The first lengthy portion consists of first-person accounts of setting up D&Q, finding money and staff, and, of course, cartoonists. There are many descriptions of babies and toddlers playing amongst teetering piles of books: D&Q prides itself on being one of the catalysts that brought women so wholeheartedly into the comics scene.
The second half showcases some of the names they’ve published over the quarter-century. I have to say that some of the best known names, like Joe Matt, Peter Bagge and Seth leave me pretty cold, and although Julie Doucet and Lynda Barry are names I became familiar with in the very early days of my own forays into comics, they’re not really my thing any more.
But there is still plenty that I found exciting, not least the discovery of Geneviève Castrée, whose work is right up my street:
One strange side-effect of this volume’s heft is that when you experience that little downcast moment as you approach the last section of a really good book, you realise that in fact, there are still 200 pages left.
While I was grunting and sweating under the weight of my luggage, it turns out that my husband was also lugging some pretty solid gifts, as well. We are united in our lack of practicality.
My presents from him included The Sculptor by Scott McCloud, itself almost 500 pages. Of course, the irony of a good graphic novel is that you race through what must have taken the artist a year or more to draw, and I did get through this in a single evening. I hadn’t previously considered buying it, but I was absorbed and found it a very enjoyable read.
Also under the tree was volume 1 of Sunny, by Taiyo Matsumoto. Volume 5 had been in the mixed bag of goodies that was my prize for the Thought Bubble comics competition, and while I hadn’t come across this Japanese artist before, I instantly fell deeply and irrevocably in love.
(I kind of saw this gift coming, thanks to my husband’s arch questions on the lines of ‘You know that book you really liked? What was it called?’ in the weeks before Christmas – not that I am complaining; it’s the perfect gift).
I can’t state enough how perfect this series is, in style and content both. You read in the Japanese manner, back cover to front, and right to left across the pages, and subtly, in tiny details, the stories of kids in a children’s home unfold.
Not much happens, but the little things that do happen are just the sort of incidents that loom large in a child’s memories and imagination. Honestly, it’s breath-taking, really something to aspire to. I’m probably going to have to buy all the rest in the series.
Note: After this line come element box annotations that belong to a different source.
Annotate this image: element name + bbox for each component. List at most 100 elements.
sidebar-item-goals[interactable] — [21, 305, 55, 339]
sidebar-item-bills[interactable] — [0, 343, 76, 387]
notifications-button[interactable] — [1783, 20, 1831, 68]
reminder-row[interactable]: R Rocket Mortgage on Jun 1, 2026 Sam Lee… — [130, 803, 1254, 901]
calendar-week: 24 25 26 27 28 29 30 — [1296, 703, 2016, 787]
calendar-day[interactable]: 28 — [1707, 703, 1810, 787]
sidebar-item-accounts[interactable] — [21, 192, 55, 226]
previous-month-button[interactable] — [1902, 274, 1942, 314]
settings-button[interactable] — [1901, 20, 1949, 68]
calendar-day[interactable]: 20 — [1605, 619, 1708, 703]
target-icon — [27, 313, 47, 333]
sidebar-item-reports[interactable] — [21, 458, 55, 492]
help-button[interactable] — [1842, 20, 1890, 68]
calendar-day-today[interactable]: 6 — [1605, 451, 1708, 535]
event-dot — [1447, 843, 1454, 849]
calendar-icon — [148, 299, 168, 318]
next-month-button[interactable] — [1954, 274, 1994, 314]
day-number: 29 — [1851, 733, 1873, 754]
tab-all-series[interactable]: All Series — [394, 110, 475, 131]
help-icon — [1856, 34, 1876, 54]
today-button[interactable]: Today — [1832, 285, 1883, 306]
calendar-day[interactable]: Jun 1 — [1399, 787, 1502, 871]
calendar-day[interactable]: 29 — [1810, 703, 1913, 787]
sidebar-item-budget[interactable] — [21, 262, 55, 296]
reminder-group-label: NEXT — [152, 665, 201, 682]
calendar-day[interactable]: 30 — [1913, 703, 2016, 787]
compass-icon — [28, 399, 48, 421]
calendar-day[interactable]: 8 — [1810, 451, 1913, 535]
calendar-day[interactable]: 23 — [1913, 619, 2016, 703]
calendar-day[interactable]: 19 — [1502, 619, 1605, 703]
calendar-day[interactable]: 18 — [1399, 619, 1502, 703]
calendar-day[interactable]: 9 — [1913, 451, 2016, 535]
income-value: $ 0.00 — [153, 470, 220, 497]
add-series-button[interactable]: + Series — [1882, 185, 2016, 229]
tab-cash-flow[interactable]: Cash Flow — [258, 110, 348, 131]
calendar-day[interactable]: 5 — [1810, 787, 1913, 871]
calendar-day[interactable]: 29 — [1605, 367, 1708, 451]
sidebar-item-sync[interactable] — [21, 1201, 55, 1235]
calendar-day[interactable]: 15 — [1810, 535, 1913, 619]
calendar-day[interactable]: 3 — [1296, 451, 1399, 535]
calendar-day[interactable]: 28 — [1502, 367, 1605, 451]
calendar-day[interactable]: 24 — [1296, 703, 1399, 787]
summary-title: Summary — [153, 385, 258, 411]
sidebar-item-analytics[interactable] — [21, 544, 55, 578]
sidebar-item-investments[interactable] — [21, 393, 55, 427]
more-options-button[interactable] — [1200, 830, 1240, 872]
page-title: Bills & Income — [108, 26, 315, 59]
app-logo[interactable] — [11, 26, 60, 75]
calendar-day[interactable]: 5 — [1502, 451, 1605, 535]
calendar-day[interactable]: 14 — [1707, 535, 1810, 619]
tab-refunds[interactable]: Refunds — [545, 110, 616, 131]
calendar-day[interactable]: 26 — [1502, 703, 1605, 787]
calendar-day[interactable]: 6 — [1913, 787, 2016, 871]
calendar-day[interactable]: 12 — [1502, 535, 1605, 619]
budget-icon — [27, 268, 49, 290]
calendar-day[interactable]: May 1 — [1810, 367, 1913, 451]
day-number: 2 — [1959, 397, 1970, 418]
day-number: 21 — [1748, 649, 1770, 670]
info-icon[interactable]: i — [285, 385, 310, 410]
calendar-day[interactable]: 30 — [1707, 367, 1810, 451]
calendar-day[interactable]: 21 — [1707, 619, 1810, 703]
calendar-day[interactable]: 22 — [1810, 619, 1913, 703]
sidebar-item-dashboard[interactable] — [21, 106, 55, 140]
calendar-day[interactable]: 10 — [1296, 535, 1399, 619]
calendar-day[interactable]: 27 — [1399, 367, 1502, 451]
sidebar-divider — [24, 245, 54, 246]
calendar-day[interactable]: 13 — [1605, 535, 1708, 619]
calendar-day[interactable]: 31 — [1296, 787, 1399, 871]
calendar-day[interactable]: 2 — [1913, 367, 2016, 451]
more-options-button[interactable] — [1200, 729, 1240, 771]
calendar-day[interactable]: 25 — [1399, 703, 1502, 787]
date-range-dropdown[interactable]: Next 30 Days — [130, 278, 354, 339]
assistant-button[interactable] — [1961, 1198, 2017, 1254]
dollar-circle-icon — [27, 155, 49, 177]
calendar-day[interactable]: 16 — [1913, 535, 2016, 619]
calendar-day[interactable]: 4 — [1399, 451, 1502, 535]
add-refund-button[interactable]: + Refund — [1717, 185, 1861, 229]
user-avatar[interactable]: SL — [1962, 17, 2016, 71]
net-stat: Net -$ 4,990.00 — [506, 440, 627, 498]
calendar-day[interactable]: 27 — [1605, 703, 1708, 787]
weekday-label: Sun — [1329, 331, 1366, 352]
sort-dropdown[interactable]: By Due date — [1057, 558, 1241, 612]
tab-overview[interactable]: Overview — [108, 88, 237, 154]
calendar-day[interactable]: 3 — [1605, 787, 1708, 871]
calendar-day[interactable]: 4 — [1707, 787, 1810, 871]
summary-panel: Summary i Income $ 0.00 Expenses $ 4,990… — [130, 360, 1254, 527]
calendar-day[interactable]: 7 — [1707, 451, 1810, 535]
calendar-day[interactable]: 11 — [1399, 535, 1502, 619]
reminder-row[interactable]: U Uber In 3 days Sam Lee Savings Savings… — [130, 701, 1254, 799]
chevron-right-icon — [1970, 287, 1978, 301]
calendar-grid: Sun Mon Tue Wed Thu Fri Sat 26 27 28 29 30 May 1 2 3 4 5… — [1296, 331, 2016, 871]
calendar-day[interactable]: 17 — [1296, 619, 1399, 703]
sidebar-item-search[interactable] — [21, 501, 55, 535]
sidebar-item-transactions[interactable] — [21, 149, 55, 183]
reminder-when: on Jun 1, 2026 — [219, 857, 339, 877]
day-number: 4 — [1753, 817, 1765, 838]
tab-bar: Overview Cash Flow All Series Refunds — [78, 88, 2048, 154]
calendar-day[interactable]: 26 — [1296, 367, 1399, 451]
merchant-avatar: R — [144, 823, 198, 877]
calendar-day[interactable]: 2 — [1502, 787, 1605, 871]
Finally, talking of Japanese graphic novels, I’m going to mention Just So Happens by Fumio Obata. This came out some time ago and I read it then, but Fumio came and spoke at a recent Cartoon County, the Brighton-based comic artists’ meet-up.
I loved it before and I love it just as much on rereading, and having listened to Fumio speaking a bit about it. I found myself gazing at the pictures for ages: they are so skilled and beautiful (that’s not one of them below: that’s my far less skilled and beautiful sketch of Fumio during his talk).
It was very interesting to hear that he’d been reluctant to trade on the one big thing about himself, the fact of being a Japanese person living abroad, but that eventually he’d decided that was the most authentic and compelling experience he had to draw from.
Similarly, he’s recently been drawing around the Fukushima disaster. Along with other strips that deal with the terrible and yet fascinating things in life, this does lead to a very peculiar train of thought. On the one hand I curse my nice stable lifestyle, which gives me no injustices to rail against or campaigns to turn my pen to the aid of – while on the other hand I am, of course, exceptionally grateful not to be experiencing hard times.
Fumio also said that he’d entered the Cape/Comica/Observer Graphic Short Story competition four times, being shortlisted as a finalist twice. And that really shows how hard it is to win (although Just So Happens was published by Cape, so it did bring him to their attention).
I suppose it depends on your character whether you’d take that as an incentive to keep trying, or a sign that you should give up all together.
So, that’s what has kept me busy over Christmas: now how about you? Any good graphic novels under your tree?
The Drawn and Quarterly anthology is terrific, isn’t it?
Very inspirational on all sorts of levels! Also a great social history.